In the context of abortion restrictions, third party standing allows doctors who perform abortions or clinics who provide abortions to challenge abortion restrictions. The state and its amici are asking the Court to revisit this rule.

Again, it is not difficult to see how altering that rule would make it easier for states to enforce draconian abortion restrictions. If women who seek abortions are the only possible plaintiffs in cases challenging abortion restrictions, then there might not be a plaintiff to challenge the restrictions before they go into effect. (Since there would need to be a woman (a) who is pregnant (b) who wants an abortion (c) who is willing to be a plaintiff in a case challenging abortion restrictions.) That could mean states enforce the regulations until there is a plaintiff; if states enforce the regulations, then clinics could close (and may not reopen if a subsequent challenge to the regulation is successful). If a woman seeking an abortion is the plaintiff, then that could also narrow the remedy that a court gives in a successful challenge. (Courts might say that a particular plaintiff or similarly situated plaintiffs are not subject to the regulation, versus saying that all doctors who perform abortions or all clinics who provide abortions are not subject to the regulation.)

Large Fraction: The state is also taking aim at another component of Casey’s undue burden standard. Casey held that a law is facially invalid—that is, that the law cannot be enforced in any applications going forward—if the law imposes an undue burden on a “large fraction” of women.

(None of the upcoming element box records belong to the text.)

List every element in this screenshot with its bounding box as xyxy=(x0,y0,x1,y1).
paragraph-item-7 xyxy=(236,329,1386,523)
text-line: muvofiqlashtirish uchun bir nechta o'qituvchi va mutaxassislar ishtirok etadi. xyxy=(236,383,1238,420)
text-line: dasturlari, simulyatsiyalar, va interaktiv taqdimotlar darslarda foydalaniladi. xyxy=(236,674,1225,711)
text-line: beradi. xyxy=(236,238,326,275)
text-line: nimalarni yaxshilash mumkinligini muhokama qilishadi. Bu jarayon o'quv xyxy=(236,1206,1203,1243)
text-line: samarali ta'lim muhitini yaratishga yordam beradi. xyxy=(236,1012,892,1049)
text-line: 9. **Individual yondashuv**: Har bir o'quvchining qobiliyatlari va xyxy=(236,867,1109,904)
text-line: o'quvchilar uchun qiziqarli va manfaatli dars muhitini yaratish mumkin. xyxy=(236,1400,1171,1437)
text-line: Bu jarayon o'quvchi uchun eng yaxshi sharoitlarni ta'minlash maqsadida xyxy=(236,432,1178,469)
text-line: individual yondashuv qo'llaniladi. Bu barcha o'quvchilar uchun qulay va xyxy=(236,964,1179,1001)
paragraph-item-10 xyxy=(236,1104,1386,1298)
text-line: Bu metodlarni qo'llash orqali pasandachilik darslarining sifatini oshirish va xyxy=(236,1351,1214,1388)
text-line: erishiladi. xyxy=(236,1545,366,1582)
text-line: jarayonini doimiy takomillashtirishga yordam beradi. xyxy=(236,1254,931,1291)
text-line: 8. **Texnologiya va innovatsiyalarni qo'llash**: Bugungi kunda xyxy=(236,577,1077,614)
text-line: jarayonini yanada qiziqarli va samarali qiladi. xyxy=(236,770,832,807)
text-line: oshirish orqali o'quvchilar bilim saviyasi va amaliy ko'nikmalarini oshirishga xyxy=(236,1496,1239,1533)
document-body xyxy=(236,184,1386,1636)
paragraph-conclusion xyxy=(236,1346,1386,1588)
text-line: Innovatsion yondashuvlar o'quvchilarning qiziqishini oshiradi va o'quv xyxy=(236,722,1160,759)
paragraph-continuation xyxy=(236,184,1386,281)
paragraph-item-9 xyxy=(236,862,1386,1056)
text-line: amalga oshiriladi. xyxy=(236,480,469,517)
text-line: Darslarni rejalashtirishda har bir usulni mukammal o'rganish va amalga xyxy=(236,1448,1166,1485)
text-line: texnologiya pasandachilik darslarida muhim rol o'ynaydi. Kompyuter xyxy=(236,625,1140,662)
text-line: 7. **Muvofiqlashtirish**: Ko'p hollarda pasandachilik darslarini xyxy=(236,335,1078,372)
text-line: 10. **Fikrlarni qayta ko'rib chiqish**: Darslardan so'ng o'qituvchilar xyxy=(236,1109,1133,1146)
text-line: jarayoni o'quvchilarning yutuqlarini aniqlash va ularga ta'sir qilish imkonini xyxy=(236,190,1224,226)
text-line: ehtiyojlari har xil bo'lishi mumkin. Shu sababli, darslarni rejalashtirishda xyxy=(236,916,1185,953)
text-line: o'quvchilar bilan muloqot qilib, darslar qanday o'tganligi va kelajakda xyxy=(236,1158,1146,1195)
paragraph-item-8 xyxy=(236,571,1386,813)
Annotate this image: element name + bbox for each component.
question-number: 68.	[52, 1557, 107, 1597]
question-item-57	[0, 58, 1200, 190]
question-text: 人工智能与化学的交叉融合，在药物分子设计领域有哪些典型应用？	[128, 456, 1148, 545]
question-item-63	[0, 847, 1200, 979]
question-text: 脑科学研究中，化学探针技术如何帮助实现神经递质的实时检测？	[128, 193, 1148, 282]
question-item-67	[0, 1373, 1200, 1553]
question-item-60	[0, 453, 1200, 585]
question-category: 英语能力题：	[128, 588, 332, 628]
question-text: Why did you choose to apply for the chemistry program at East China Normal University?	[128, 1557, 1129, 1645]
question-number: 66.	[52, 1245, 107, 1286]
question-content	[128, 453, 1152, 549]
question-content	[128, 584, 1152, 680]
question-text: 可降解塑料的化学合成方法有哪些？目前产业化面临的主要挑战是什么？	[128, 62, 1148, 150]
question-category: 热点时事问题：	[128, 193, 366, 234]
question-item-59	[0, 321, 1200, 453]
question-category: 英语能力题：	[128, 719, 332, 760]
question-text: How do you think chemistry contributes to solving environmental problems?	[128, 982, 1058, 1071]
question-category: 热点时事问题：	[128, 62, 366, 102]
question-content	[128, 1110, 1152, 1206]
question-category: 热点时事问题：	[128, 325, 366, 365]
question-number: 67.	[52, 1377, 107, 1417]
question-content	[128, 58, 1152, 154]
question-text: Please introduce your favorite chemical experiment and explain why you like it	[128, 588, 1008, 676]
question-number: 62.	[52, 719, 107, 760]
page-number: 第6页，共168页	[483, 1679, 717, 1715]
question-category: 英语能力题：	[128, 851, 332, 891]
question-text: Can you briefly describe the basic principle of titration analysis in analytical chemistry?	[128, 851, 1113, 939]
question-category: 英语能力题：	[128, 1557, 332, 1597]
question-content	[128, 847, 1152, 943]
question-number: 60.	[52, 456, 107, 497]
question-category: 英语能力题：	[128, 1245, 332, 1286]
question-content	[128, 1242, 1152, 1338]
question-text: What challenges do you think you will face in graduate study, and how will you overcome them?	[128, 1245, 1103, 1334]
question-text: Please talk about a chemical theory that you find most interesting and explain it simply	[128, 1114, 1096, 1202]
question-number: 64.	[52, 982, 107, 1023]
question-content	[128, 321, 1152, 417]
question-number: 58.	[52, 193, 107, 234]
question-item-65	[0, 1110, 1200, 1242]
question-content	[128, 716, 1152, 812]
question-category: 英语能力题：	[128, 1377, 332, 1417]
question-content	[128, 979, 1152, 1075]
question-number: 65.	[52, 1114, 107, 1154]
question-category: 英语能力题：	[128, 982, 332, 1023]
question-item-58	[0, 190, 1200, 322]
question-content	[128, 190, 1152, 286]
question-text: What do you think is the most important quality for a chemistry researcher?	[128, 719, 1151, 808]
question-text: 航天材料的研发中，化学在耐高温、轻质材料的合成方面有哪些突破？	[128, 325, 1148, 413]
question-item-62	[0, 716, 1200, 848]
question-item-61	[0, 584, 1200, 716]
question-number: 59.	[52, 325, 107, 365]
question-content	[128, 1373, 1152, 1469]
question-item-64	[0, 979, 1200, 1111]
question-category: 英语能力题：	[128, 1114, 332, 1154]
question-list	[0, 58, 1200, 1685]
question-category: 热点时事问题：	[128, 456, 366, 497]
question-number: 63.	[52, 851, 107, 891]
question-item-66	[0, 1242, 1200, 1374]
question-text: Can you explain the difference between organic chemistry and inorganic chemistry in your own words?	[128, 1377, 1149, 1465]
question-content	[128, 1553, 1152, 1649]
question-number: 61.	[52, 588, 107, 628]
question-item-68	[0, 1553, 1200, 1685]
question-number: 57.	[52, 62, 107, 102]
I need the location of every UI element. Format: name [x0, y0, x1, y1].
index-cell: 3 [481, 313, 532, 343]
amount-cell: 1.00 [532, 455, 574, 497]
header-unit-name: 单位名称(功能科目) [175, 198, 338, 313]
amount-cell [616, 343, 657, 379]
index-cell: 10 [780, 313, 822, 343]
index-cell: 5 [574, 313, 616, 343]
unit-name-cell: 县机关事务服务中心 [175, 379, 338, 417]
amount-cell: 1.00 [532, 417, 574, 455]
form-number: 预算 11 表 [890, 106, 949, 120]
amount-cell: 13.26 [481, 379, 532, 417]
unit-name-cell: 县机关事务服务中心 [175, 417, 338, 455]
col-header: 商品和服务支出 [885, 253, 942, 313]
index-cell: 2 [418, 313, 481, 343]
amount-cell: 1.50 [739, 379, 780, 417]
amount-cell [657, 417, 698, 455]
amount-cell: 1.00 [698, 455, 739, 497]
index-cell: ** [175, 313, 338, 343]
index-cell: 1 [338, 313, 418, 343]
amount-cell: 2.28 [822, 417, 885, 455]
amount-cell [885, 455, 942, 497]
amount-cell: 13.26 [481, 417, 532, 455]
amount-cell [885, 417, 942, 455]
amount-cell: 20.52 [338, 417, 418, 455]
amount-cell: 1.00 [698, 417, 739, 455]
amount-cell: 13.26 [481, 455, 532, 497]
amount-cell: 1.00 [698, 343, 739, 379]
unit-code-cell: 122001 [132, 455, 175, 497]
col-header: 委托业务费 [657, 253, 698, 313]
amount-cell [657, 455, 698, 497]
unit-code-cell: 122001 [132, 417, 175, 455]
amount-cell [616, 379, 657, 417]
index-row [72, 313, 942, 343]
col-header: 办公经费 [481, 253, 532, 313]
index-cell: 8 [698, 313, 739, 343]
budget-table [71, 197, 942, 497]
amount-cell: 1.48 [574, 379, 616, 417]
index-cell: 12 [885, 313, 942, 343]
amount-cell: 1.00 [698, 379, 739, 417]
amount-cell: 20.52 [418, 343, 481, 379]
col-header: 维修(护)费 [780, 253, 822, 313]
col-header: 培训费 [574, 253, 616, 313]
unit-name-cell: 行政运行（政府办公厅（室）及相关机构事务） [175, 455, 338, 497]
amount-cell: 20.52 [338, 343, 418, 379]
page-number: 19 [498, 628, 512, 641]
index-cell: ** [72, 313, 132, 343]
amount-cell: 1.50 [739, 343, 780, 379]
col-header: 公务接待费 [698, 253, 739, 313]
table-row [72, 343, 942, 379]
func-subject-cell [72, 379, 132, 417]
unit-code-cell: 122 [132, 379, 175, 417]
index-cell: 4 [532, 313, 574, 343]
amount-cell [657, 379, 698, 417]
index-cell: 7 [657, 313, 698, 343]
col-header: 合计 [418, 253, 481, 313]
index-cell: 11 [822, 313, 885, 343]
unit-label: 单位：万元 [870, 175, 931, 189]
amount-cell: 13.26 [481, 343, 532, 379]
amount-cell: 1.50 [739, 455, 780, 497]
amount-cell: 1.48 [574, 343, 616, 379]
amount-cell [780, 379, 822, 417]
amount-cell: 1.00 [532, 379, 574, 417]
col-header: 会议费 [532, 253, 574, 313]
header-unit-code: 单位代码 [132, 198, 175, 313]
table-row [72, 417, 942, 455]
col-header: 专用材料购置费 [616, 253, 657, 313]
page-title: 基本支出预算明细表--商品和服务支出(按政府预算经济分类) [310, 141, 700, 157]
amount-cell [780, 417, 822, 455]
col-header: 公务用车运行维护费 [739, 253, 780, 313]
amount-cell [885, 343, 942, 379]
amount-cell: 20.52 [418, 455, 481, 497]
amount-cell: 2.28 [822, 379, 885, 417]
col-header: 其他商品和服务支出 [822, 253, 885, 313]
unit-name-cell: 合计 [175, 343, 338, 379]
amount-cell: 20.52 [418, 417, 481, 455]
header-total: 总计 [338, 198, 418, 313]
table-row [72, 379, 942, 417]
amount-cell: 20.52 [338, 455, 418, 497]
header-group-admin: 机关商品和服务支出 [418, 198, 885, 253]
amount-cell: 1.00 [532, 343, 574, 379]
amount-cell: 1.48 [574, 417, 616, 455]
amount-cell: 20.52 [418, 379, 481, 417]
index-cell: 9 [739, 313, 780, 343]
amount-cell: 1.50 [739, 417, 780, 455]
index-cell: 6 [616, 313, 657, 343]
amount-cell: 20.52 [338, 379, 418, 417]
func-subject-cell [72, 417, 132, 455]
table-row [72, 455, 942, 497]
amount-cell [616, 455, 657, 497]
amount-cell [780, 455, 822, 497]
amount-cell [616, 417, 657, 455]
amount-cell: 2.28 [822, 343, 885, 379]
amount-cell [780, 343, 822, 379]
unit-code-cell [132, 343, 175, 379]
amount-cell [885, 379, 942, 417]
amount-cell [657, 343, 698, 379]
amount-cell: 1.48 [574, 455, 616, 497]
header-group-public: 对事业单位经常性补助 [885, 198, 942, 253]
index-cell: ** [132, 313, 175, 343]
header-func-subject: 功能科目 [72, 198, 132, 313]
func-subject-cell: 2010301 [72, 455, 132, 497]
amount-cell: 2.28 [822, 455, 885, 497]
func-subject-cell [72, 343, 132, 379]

Casey also held that, in determining whether the law constitutes an undue burden on a large fraction of women, the denominator is not “all women” or even “all women seeking an abortion.” It is, instead, the women for whom a regulation is relevant—i.e., the women actually burdened by a regulation.

In Casey, recall, the Court held invalid the “spousal notification” requirement, which required women to obtain their spouse’s permission before obtaining an abortion (or receive judicial permission not to). Casey reasoned that the spousal notification requirement made obtaining an abortion too difficult for women in abusive relationships (since they risked abuse by broaching the prospect of an abortion). The state countered that the requirement was not an obstacle for most or even many women (since most women are not in physically abusive relationships). But that didn’t matter, Casey held, because the focus was on women for whom the regulation is relevant.

Here too, the state and its amici are asking the Court to revisit this rule. And again, it is not difficult to see how revisiting that rule would allow states to whittle away at access to abortion. Consider how the analysis sans the large fraction test would work in a case like Hellerstedt or June Medical. In Hellerstedt, the law reduced the number of clinics in the state of Texas from 40+ to 7, all concentrated in Texas’s major metropolitan areas. As a result, hundreds of thousands of women lived more than 150 miles from the closest clinic. Does reducing the number of clinics from 40 to 7 burden a “large fraction” of women? If the state gets to make the denominator include all women, rather than all women seeking an abortion, or all women who do not live in the 7 major metropolitan areas, then the answer is more likely no (or you can imagine a court saying that the answer is no).  Similarly, in June Medical, if the law reduces the number of abortion providers to one (at a clinic in one city), then does the law still burden a “large fraction” of women (again if the state gets to make the denominator include all women, or the women in New Orleans)? Changing that standard makes it easier on the state and harder for challengers. And that is the entire point.

This post is long. But the gist is that the states are using every legal maneuver in the books to stack the deck in their favor when it comes to challenges to abortion restrictions. And they can do that—and eviscerate access to safe, legal abortion—without ever having to ask the Court to “overturn Roe.”